Truststores are essential to provide secure communication with external services. The truststore serves as a secure repository for storing certificates and trust anchors. In the context of Zowe, the truststore establishes the trust relationships with external services as well as manages the relationship between Zowe's components and the certificates presented by the external services.

In addition to utilizing the intra-address space of certificates, Zowe incorporates external services on z/OS to enhance the encryption of messages transmitted between its servers. These external services, such as z/OSMF or Zowe conformant extensions, have registered themselves with the API Mediation Layer.
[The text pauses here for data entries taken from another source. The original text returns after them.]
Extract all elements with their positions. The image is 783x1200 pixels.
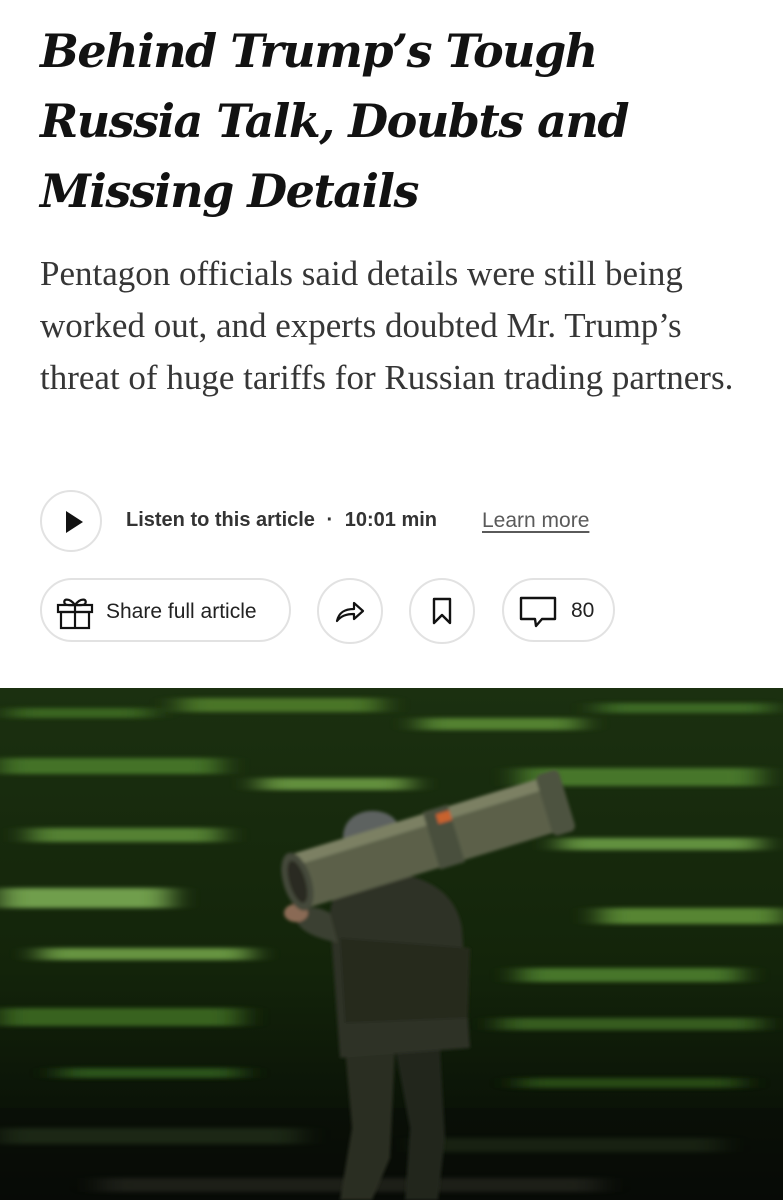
comment-count: 80 (571, 599, 595, 622)
listen-separator: · (326, 509, 334, 531)
audio-player-row: Listen to this article · 10:01 min Learn… (40, 490, 760, 556)
audio-duration: 10:01 min (344, 509, 437, 531)
share-full-article-label: Share full article (106, 600, 257, 623)
share-arrow-icon (335, 601, 365, 623)
soldier-photo-illustration (0, 688, 783, 1200)
share-button[interactable] (317, 578, 383, 644)
listen-title: Listen to this article (126, 509, 315, 531)
play-icon (66, 511, 83, 533)
play-button[interactable] (40, 490, 102, 552)
comment-icon (519, 596, 557, 628)
learn-more-link[interactable]: Learn more (482, 509, 589, 533)
comments-button[interactable]: 80 (502, 578, 615, 642)
article-headline: Behind Trump’s Tough Russia Talk, Doubts… (40, 24, 630, 218)
article-actions-row: Share full article 80 (40, 578, 760, 644)
article-photo (0, 688, 783, 1200)
gift-icon (56, 598, 94, 630)
bookmark-icon (432, 597, 452, 625)
listen-label: Listen to this article · 10:01 min (126, 509, 437, 532)
share-full-article-button[interactable]: Share full article (40, 578, 291, 642)
save-article-button[interactable] (409, 578, 475, 644)
article-summary: Pentagon officials said details were sti… (40, 254, 734, 397)
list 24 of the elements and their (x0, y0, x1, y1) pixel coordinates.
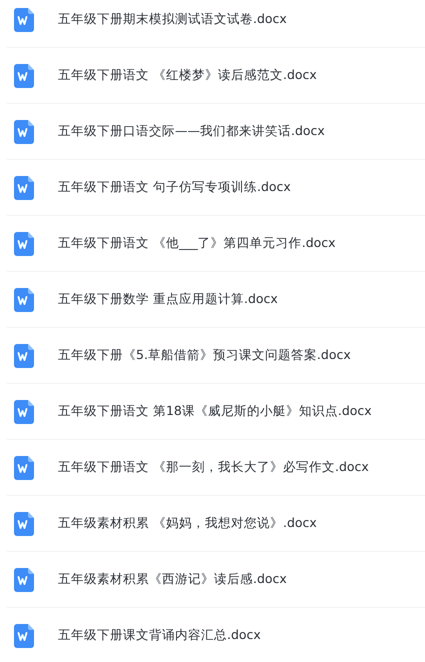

The API Mediation Layer, acting as an intermediary, validates these certificates. When the API ML receives a certificate from an external service, it examines each certificate in the certificate chain and compares it to the certificates in the truststore.

By leveraging the truststore, Zowe ensures that only trusted and authorized external services can establish communication with its servers.

SAF Keyring

An alternative to certificate storage with keystores and trustores is to use a SAF Keyring. Use of a SAF Keyring is more secure than PKCS12 files. This SAF keyring method also makes it possible to import an existing certificate or generate new certificates with Top Secret, ACF2, and RACF.

For details about SAF Keyring, see the documentation API ML SAF Keyring in the article Certificate management in Zowe API Mediation Layer.